Poster
in
Workshop: Navigating and Addressing Data Problems for Foundation Models (DPFM)
Exploiting Cultural Biases via Homoglyphs in Text-to-Image Synthesis
Lukas Struppek · Dominik Hintersdorf · Felix Friedrich · Manuel Brack · Patrick Schramowski · Kristian Kersting
Keywords: [ Diffusion Models ] [ fairness ] [ bias ] [ text-to-image synthesis ]

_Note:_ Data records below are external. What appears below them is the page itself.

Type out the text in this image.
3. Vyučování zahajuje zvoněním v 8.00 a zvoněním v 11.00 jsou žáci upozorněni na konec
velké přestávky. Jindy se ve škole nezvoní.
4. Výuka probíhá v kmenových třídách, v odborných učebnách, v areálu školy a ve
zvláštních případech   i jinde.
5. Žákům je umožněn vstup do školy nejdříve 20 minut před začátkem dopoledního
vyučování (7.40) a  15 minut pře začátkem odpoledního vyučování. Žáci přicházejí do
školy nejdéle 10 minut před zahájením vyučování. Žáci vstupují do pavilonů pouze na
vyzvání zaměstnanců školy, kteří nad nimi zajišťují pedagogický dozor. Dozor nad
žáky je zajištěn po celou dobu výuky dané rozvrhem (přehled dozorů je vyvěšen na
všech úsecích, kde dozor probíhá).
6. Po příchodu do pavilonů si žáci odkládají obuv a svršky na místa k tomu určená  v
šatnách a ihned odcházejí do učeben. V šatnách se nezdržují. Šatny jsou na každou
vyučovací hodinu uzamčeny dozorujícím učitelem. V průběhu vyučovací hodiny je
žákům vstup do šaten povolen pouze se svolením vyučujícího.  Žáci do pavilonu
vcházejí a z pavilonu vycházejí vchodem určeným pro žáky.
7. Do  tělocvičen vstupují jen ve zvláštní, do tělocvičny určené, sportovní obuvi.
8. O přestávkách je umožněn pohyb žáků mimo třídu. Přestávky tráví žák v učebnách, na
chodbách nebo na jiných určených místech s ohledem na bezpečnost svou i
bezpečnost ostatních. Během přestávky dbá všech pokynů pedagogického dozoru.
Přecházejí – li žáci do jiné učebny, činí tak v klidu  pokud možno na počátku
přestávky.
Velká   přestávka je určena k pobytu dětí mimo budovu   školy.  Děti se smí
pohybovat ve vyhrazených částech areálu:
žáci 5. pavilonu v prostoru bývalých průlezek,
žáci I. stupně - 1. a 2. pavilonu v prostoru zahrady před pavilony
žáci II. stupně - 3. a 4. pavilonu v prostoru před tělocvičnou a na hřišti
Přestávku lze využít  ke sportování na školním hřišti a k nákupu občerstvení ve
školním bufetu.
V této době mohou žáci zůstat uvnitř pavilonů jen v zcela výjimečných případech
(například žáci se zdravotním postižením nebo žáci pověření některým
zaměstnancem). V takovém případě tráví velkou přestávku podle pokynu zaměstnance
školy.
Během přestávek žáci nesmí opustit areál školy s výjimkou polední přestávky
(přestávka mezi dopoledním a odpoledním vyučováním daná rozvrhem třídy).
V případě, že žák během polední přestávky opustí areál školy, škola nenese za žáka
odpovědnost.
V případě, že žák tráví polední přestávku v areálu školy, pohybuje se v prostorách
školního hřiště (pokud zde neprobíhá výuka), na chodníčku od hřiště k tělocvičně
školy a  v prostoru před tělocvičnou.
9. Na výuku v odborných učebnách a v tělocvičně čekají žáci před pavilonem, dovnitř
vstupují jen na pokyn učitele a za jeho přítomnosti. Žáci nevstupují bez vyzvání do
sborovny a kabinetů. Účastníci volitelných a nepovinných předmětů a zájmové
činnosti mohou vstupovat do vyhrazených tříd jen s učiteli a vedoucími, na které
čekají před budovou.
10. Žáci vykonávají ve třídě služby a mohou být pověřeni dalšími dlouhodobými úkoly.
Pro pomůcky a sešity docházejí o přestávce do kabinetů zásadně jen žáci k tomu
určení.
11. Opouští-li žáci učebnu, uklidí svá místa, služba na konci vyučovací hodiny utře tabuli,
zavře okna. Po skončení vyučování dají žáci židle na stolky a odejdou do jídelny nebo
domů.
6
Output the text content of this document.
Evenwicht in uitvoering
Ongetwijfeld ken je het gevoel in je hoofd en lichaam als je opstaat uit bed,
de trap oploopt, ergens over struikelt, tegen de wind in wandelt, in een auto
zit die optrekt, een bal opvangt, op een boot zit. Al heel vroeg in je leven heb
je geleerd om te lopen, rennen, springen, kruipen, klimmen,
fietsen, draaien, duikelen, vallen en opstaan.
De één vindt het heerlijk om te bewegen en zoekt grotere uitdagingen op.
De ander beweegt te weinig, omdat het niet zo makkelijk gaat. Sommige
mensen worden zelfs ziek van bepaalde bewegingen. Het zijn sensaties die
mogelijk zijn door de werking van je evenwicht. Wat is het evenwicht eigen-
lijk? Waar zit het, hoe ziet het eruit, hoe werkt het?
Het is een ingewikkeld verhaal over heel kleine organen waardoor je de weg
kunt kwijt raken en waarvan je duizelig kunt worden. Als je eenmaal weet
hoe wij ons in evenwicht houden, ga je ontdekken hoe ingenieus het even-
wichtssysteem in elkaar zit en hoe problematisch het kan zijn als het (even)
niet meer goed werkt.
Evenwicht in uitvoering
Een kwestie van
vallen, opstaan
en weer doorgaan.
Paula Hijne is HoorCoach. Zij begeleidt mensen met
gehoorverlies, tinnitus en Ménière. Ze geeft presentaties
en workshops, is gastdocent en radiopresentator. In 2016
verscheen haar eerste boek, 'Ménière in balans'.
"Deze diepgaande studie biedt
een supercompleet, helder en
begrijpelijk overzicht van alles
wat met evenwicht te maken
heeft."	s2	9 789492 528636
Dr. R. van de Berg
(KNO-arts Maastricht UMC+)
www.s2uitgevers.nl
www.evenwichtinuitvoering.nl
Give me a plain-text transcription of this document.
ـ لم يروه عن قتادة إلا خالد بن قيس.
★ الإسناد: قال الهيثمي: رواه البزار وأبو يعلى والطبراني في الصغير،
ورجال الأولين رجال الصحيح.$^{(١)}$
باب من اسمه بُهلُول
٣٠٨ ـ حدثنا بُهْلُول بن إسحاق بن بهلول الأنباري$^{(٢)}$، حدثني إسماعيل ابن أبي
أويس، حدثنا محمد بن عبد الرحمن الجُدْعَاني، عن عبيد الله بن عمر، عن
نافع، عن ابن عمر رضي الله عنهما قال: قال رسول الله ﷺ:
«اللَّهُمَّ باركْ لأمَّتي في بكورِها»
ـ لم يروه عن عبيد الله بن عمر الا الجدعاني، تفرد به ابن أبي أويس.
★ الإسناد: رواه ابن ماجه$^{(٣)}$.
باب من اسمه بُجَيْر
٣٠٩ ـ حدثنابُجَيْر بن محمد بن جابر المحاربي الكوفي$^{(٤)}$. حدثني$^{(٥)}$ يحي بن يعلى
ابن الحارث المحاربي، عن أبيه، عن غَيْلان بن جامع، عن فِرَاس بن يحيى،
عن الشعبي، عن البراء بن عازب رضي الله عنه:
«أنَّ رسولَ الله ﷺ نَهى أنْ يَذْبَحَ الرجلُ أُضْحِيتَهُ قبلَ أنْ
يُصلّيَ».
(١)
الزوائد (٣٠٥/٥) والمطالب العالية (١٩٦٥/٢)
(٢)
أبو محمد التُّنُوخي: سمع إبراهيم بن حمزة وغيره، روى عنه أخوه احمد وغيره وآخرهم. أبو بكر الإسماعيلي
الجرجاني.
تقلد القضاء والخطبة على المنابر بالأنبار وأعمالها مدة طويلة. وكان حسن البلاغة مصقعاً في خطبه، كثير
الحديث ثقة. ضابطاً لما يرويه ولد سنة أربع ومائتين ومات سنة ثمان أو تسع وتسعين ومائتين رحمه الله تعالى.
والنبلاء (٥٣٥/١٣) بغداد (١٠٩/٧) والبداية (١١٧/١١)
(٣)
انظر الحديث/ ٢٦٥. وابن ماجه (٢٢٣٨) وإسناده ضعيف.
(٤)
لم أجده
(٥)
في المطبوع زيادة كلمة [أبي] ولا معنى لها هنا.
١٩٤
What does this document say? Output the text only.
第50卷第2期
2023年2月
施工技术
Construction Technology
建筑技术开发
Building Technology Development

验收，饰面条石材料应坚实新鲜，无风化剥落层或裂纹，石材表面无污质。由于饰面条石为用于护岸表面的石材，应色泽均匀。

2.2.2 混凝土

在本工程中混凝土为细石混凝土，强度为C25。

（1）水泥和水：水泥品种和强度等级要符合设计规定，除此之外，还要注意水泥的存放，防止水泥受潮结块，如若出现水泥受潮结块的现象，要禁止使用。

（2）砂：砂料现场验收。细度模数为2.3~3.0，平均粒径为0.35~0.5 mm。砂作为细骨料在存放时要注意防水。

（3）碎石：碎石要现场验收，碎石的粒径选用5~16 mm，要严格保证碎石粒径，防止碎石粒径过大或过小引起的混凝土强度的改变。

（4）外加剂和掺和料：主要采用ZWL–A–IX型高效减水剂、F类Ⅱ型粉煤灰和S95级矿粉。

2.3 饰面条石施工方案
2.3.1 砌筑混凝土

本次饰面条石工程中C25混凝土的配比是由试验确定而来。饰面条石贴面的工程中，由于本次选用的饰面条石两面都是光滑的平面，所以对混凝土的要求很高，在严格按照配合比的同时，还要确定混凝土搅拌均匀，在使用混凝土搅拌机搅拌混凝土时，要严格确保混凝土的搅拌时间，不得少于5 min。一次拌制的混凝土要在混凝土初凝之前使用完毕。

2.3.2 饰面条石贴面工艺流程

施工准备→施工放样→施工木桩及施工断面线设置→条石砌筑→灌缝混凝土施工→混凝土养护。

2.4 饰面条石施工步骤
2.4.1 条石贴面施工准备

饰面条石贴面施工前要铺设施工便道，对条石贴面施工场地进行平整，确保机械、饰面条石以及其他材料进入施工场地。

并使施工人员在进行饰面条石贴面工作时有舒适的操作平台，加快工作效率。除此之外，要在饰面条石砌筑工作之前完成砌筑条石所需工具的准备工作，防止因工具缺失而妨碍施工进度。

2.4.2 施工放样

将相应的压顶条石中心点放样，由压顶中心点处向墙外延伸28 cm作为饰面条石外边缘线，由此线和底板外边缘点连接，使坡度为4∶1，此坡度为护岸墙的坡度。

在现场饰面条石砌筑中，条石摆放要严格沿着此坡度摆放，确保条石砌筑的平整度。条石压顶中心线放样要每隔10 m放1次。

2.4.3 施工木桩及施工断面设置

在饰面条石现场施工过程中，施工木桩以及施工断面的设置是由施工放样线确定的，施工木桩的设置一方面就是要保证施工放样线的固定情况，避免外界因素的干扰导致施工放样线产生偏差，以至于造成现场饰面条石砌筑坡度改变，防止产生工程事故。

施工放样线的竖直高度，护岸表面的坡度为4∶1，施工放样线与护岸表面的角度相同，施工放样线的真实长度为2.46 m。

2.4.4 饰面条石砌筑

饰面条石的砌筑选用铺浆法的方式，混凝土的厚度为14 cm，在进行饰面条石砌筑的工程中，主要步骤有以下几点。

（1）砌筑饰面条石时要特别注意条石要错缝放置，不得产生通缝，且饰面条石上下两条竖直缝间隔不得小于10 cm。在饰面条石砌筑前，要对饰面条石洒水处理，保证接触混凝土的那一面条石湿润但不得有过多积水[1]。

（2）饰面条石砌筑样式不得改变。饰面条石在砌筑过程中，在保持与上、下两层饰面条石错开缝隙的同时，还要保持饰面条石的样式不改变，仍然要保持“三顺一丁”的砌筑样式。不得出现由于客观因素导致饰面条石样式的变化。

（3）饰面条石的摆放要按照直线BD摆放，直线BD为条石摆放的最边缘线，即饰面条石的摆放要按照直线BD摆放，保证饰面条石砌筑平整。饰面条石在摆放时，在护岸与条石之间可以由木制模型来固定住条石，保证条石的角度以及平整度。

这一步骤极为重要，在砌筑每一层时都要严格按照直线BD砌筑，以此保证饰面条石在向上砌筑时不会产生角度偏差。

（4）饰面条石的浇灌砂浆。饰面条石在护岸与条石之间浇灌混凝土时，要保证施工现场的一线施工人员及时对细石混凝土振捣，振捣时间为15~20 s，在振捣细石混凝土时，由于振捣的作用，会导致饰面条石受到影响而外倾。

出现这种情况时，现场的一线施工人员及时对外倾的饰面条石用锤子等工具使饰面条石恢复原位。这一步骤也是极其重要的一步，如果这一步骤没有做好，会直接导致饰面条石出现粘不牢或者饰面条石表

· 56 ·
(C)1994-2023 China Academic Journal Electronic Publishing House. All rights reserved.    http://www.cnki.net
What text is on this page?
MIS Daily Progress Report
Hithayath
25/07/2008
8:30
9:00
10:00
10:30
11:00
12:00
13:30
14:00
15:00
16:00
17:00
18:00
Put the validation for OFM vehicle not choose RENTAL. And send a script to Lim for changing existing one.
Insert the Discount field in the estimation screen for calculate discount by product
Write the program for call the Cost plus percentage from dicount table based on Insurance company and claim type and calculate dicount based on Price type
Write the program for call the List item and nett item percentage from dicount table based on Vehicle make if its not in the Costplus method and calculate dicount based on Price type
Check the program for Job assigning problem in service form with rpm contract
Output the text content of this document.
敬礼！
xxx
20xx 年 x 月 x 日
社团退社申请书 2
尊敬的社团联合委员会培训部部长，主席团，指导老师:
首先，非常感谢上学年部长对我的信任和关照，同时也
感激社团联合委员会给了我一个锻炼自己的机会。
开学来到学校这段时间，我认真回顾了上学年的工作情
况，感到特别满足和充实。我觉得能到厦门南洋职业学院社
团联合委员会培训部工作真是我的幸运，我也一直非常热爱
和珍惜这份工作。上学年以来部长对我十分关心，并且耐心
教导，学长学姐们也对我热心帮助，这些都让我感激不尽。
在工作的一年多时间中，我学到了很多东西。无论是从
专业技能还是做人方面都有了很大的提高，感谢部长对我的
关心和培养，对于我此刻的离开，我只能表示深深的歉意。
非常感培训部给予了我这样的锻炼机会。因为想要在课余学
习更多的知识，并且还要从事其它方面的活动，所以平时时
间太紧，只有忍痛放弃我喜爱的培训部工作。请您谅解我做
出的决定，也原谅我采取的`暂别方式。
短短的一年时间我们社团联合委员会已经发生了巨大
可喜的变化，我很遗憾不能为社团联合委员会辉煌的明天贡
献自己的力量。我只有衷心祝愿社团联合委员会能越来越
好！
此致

Models for text-to-image synthesis have recently drawn a lot of interest. They are capable of producing high-quality images that depict a variety of concepts and styles when conditioned on textual descriptions. However, these models adopt cultural characteristics associated with specific Unicode scripts from their vast amount of training data, which may not be immediately apparent. We show that by simply inserting single non-Latin characters in the textual description, common models reflect cultural biases in their generated images. We analyze this behavior both qualitatively and quantitatively, and identify a model's text encoder as the root cause of the phenomenon. Such behavior can be interpreted as a model feature, offering users a simple way to customize the image generation and reflect their own cultural background. Yet, malicious users or service providers may also try to intentionally bias the image generation. One goal might be to create racist stereotypes by replacing Latin characters with similarly-looking characters from non-Latin scripts, so-called homoglyphs.